巍山是南诏国的发祥地,是中华彝族祭祖的圣地,巍山的彝族文化底蕴十分深厚。生在巍山、长在巍山的只廉清是幸运的,他从小在毕摩父亲的教诲之下、在彝山古老文明的孕育下成长,长期耳濡目染,由此训练出了一双辨识文化良莠的慧眼和保护传承先进文化的自觉;他也是不幸运的,弟弟、妹妹的早逝和父亲、舅舅、舅母等亲人的去世,让他敏感的心灵一次又一次地经历了悲与痛的煎熬。这幸与不幸的相互交织,也让他对生与死有了更深一层的感悟。理性与感性的相互交叠,也使《指路》一书具有了独特的阅读价值。书里记录的毕摩主持的丧葬祭祀过程、感悟,以及他讲述的丧葬故事,因为既是其真实经历,又是亲身感受,读来让人觉得真实、浩瀚、充满人生哲理和智慧,而又直击心灵。
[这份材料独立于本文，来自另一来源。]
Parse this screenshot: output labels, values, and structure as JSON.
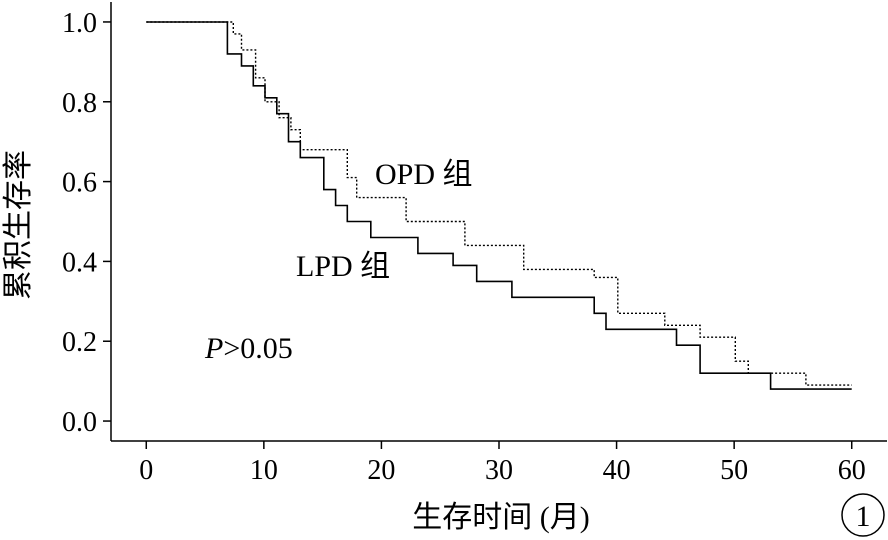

我自2008年起主持主祭“中华彝族祭祖大典”(已主持八届),当时只廉清同志担任大典的联络工作,他出于对彝族毕摩文化的崇敬,虚诚拜我为师当毕摩的徒弟,我虽没有更多的教授,但于彝文化的良缘挚情,与他于毕摩文化多有交流,得益良多。年初,他把《指路》手稿交我拜读,并请我写序。我详阅书稿,爱不释手,由衷感佩,是为序。
作者:系南诏学专家、著名毕摩、楚雄彝族文化研究院毕摩文化研究所所长、副研究员。